With Congress’ lame-duck session less than a month away, both Republicans and Democrats are salivating at the chance to renew a variety of tax handouts to green energy companies. But lawmakers deliberately let these provisions expire last year for a reason. It makes no sense for Congress to reverse its decision now.
They’re giveaways that cost taxpayers upwards of $7 billion per year. Yet the American people can’t afford for Congress to give away billions of their hard-earned dollars in corporate welfare like this. These taxpayer-funded handouts benefit a lucky few well-connected companies, who can boost their profits at the public’s expense, but it leaves the rest of us paying more. They win—we lose.
The good news is that if Congress does nothing and lets these unfair provisions expire, the American people will come out on top. But the supporters of these expiring green-energy tax giveaways are trying every trick in the book to get their way. Earlier this year, they even tried to add them on to unrelated funding legislation for the Federal Aviation Administration. Fortunately for taxpayers, that effort was unsuccessful.
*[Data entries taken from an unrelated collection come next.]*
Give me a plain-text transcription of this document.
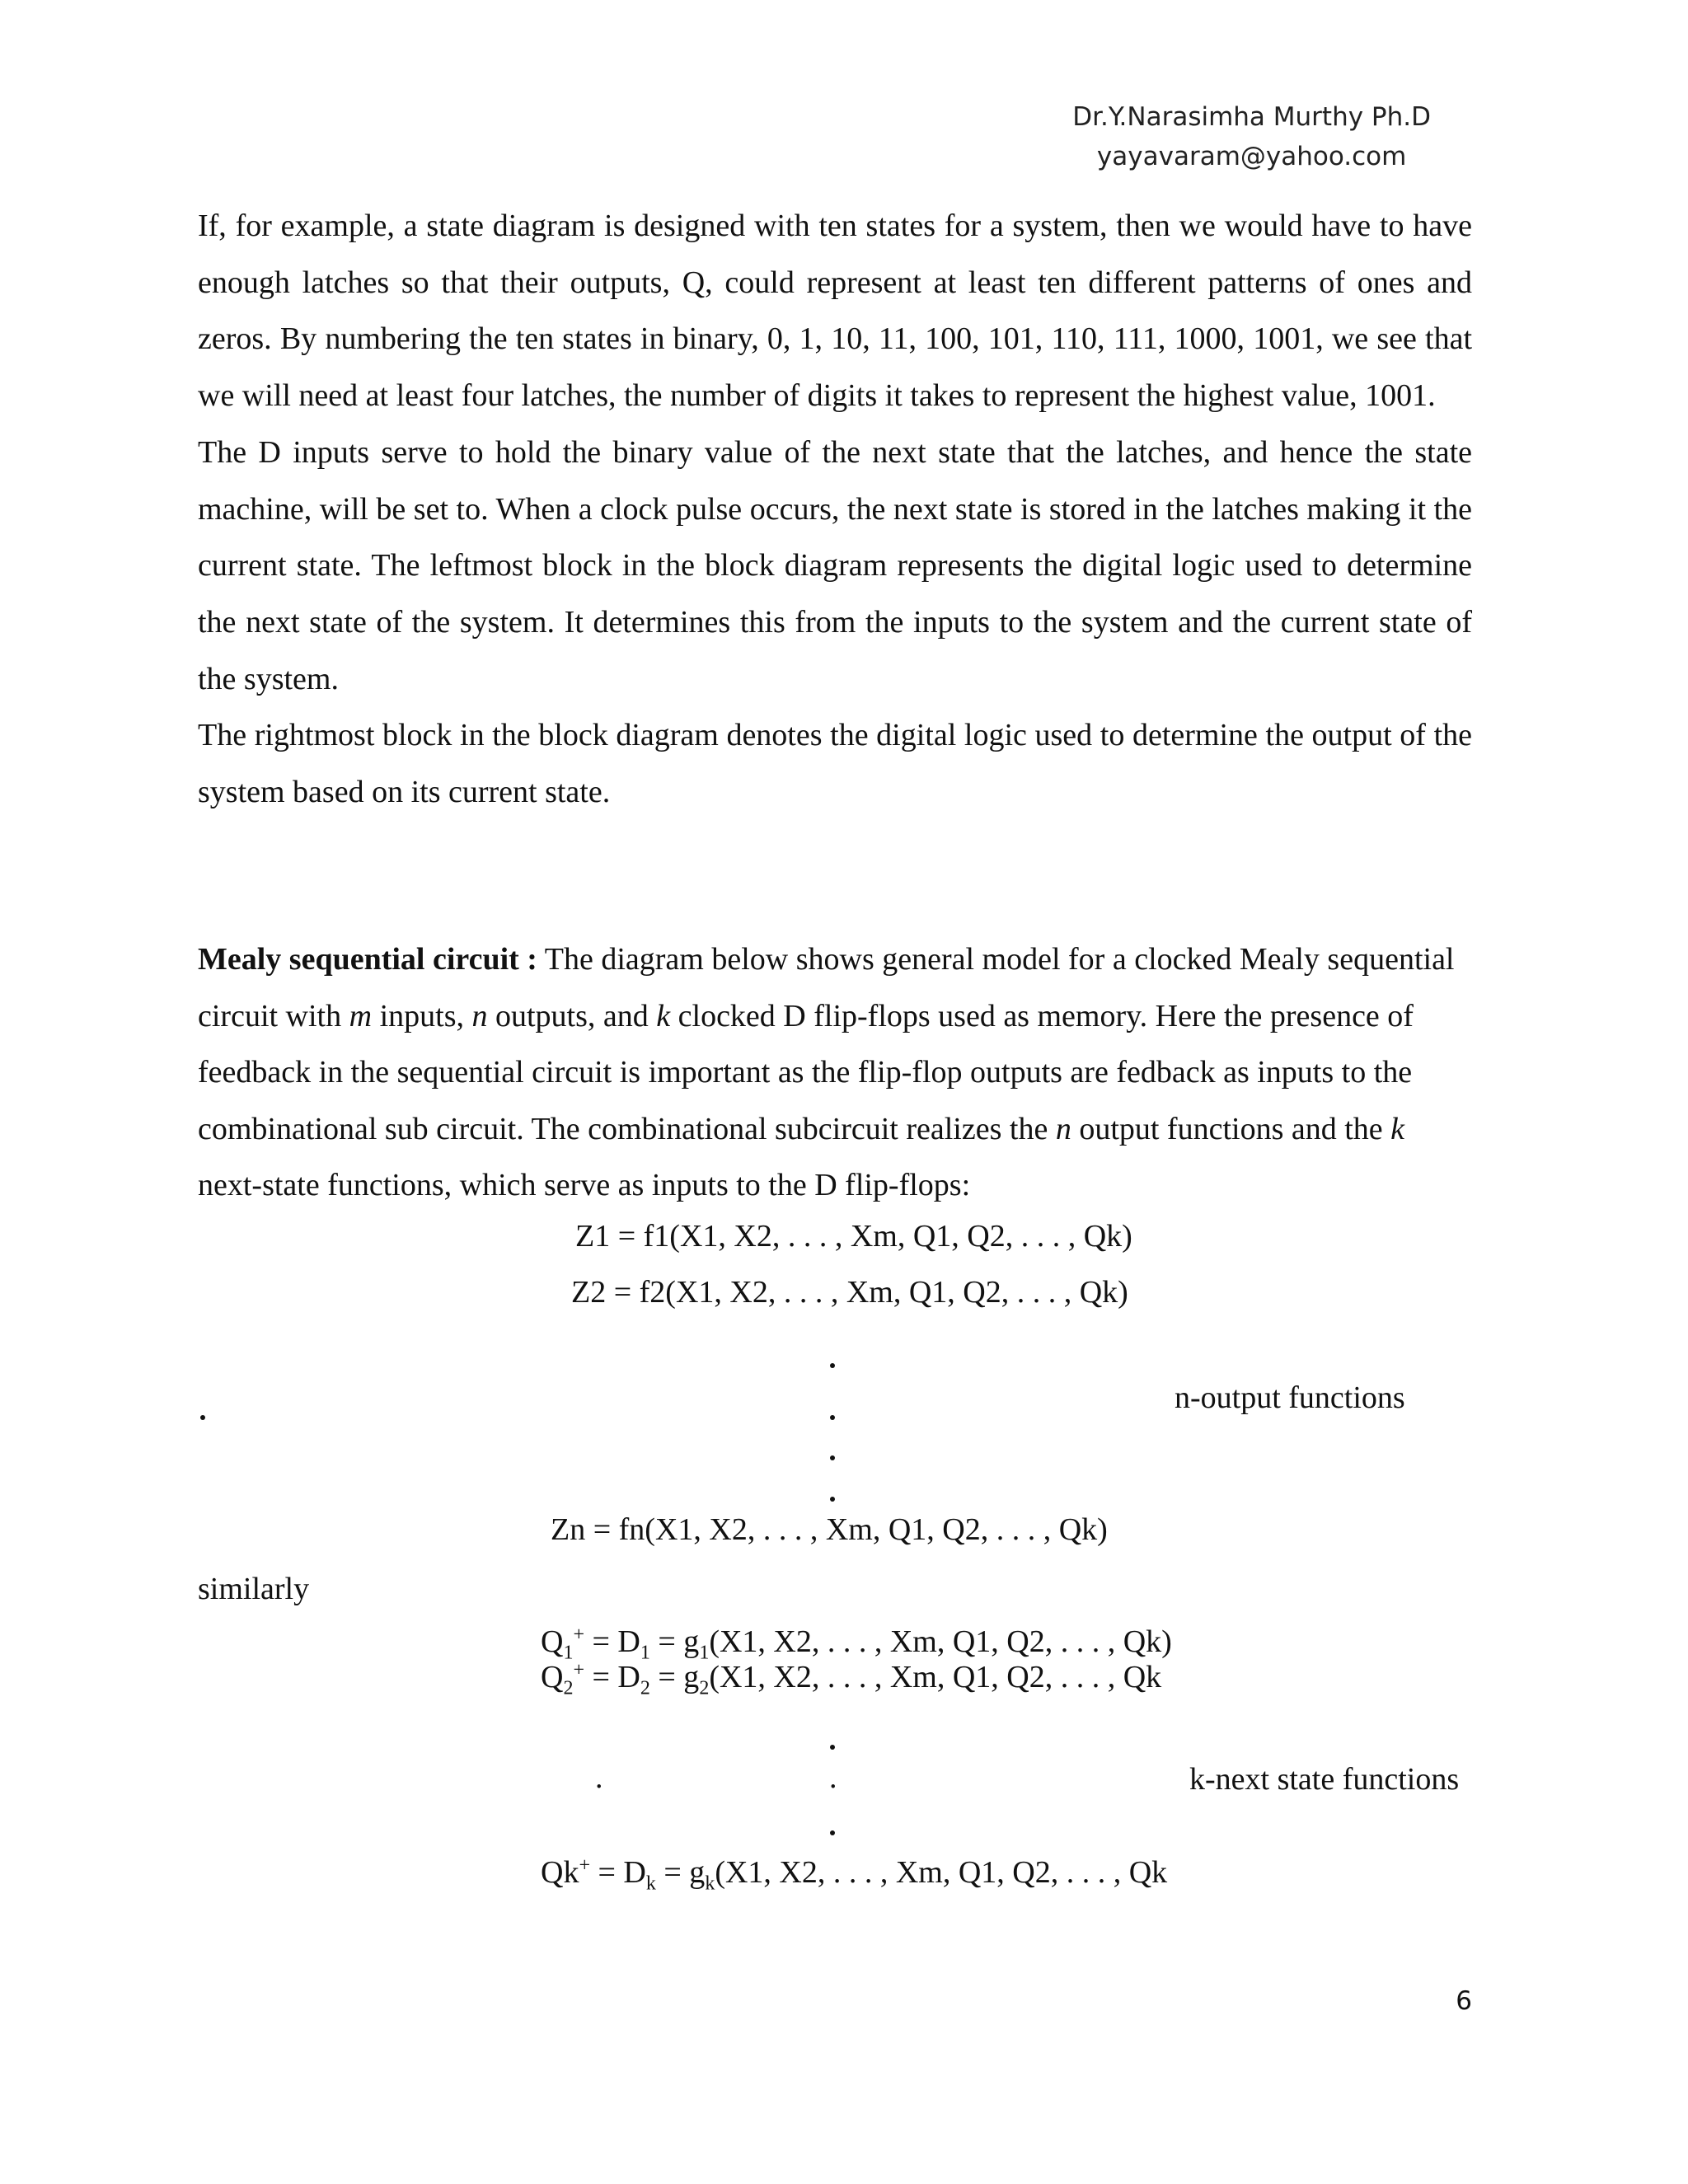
Dr.Y.Narasimha Murthy Ph.D
yayavaram@yahoo.com

If, for example, a state diagram is designed with ten states for a system, then we would have to have enough latches so that their outputs, Q, could represent at least ten different patterns of ones and zeros. By numbering the ten states in binary, 0, 1, 10, 11, 100, 101, 110, 111, 1000, 1001, we see that we will need at least four latches, the number of digits it takes to represent the highest value, 1001.

The D inputs serve to hold the binary value of the next state that the latches, and hence the state machine, will be set to. When a clock pulse occurs, the next state is stored in the latches making it the current state. The leftmost block in the block diagram represents the digital logic used to determine the next state of the system. It determines this from the inputs to the system and the current state of the system.

The rightmost block in the block diagram denotes the digital logic used to determine the output of the system based on its current state.

Mealy sequential circuit : The diagram below shows general model for a clocked Mealy sequential circuit with m inputs, n outputs, and k clocked D flip-flops used as memory. Here the presence of feedback in the sequential circuit is important as the flip-flop outputs are fedback as inputs to the combinational sub circuit. The combinational subcircuit realizes the n output functions and the k next-state functions, which serve as inputs to the D flip-flops:

Z1 = f1(X1, X2, . . . , Xm, Q1, Q2, . . . , Qk)
Z2 = f2(X1, X2, . . . , Xm, Q1, Q2, . . . , Qk)
n-output functions
Zn = fn(X1, X2, . . . , Xm, Q1, Q2, . . . , Qk)
similarly
$Q_1^+ = D_1 = g_1(X1$, X2, . . . , Xm, Q1, Q2, . . . , Qk)
$Q_2^+ = D_2 = g_2(X1$, X2, . . . , Xm, Q1, Q2, . . . , Qk
.	.	k-next state functions
$Qk^+ = D_k = g_k(X1$, X2, . . . , Xm, Q1, Q2, . . . , Qk
6
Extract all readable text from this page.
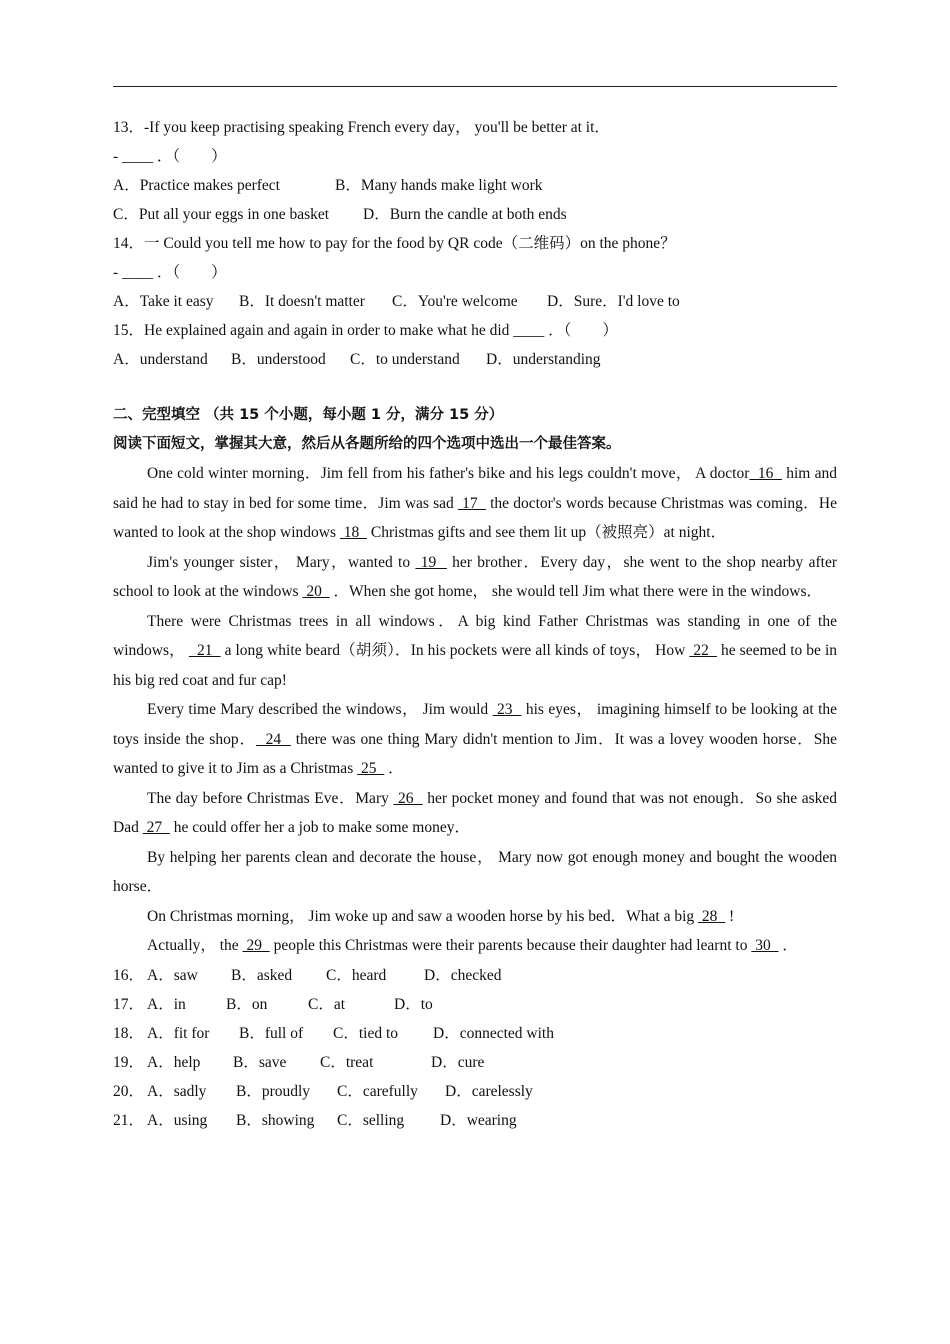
13．-If you keep practising speaking French every day， you'll be better at it．
- ____ ．（　　）
A．Practice makes perfect	B．Many hands make light work
C．Put all your eggs in one basket D．Burn the candle at both ends
14．一 Could you tell me how to pay for the food by QR code（二维码）on the phone？
- ____ ．（　　）
A．Take it easy B．It doesn't matter C．You're welcome D．Sure．I'd love to
15．He explained again and again in order to make what he did ____ ．（　　）
A．understand B．understood C．to understand D．understanding
二、完型填空 （共 15 个小题，每小题 1 分，满分 15 分）
阅读下面短文，掌握其大意，然后从各题所给的四个选项中选出一个最佳答案。

One cold winter morning．Jim fell from his father's bike and his legs couldn't move， A doctor  16   him and said he had to stay in bed for some time．Jim was sad  17   the doctor's words because Christmas was coming．He wanted to look at the shop windows  18   Christmas gifts and see them lit up（被照亮）at night．

Jim's younger sister， Mary，wanted to  19   her brother．Every day，she went to the shop nearby after school to look at the windows  20   ．When she got home， she would tell Jim what there were in the windows．

There were Christmas trees in all windows．A big kind Father Christmas was standing in one of the windows，   21   a long white beard（胡须）．In his pockets were all kinds of toys， How  22   he seemed to be in his big red coat and fur cap!

Every time Mary described the windows， Jim would  23   his eyes， imagining himself to be looking at the toys inside the shop．  24   there was one thing Mary didn't mention to Jim．It was a lovey wooden horse．She wanted to give it to Jim as a Christmas  25   ．

The day before Christmas Eve．Mary  26   her pocket money and found that was not enough．So she asked Dad  27   he could offer her a job to make some money．

By helping her parents clean and decorate the house， Mary now got enough money and bought the wooden horse．

On Christmas morning， Jim woke up and saw a wooden horse by his bed．What a big  28   !

Actually， the  29   people this Christmas were their parents because their daughter had learnt to  30   ．

16． A．saw B．asked C．heard D．checked
17． A．in	B．on	C．at	D．to
18． A．fit for B．full of C．tied to D．connected with
19． A．help B．save C．treat	D．cure
20． A．sadly B．proudly C．carefully D．carelessly
21． A．using B．showing C．selling D．wearing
Now they’re at it again. Lawmakers want to sneak through these handouts with many other tax extenders under consideration during the lame-duck session. One provision would enable businesses that build “alternative fueling stations” such as ethanol blender pumps to claim $30,000 in tax breaks per pump. Other breaks would go to those who produce alternative fuel sources like biodiesel, or to energy suppliers that produce power using geothermal fuel cells or hydropower.
And these provisions involve real money—energy tax giveaways are estimated to cost $100 billion in lost revenue between 2010 and 2014 alone.
What’s worse, these tax breaks don’t have a positive impact on consumers or a substantial impact on the environment, as supporters claim. Rather, they just guarantee profits for the industries lucky enough to use them at the expense of taxpayers.
I’m reminded of a tax break brought to my attention by a colleague in Iowa. A wind farm slated for construction there will be Iowa’s largest such project. At first glance it seems puzzling why any energy company would undertake this project, given that U.S. electricity demand is flat.
The answer becomes clear if you listen to the project’s principal investor, Warren Buffett. In 2014, Buffett explained why he finances alternative energy projects like this one. In his words: “We get a tax credit if we build a lot of wind farms. That’s the only reason to build them.”
This helps explain why special interests have so much riding on the tax extenders Congress may resuscitate this year. Although the particular tax credit fueling Buffett’s wind investments was locked into the tax code last year, the future of other alternative energy tax giveaways is less certain.
Will Congress keep the corporate welfare flowing? It depends on whether lawmakers are interested in appeasing special interests or in passing genuine, long-term tax reform for everybody.
Many lawmakers whose legislative careers ends with this lame-duck session may prefer to keep their friends happy with one last vote for corporate welfare. Principled lawmakers who want to do right by their constituents should take a different path, allowing these tax giveaways to expire as intended. As House Ways and Means Committee Chairman Kevin Brady wisely noted in recent weeks, “I believe if you allow one extender it will grow to 10.”
He’s absolutely right. My organization and 40 others are hoping lawmakers will heed Rep. Brady’s warning—we just sent a letter to Congress urging members to take the high road and a principled stance against shoving tax extenders into the 2017 budget deal.
Corporate welfare doesn’t help hardworking Americans; in fact, it hurts us. Instead, we deserve tax reform that lowers everyone’s bills. The American people deserve the same attention in Washington, D.C. that special interests have had for years. In the lame-duck session, lawmakers must pass a budget that sets the stage for true tax reform—and corporate welfare for green energy companies or anyone only takes us farther that goal.
Christine Harbin is the director of federal affairs and strategic initiatives at Americans for Prosperity.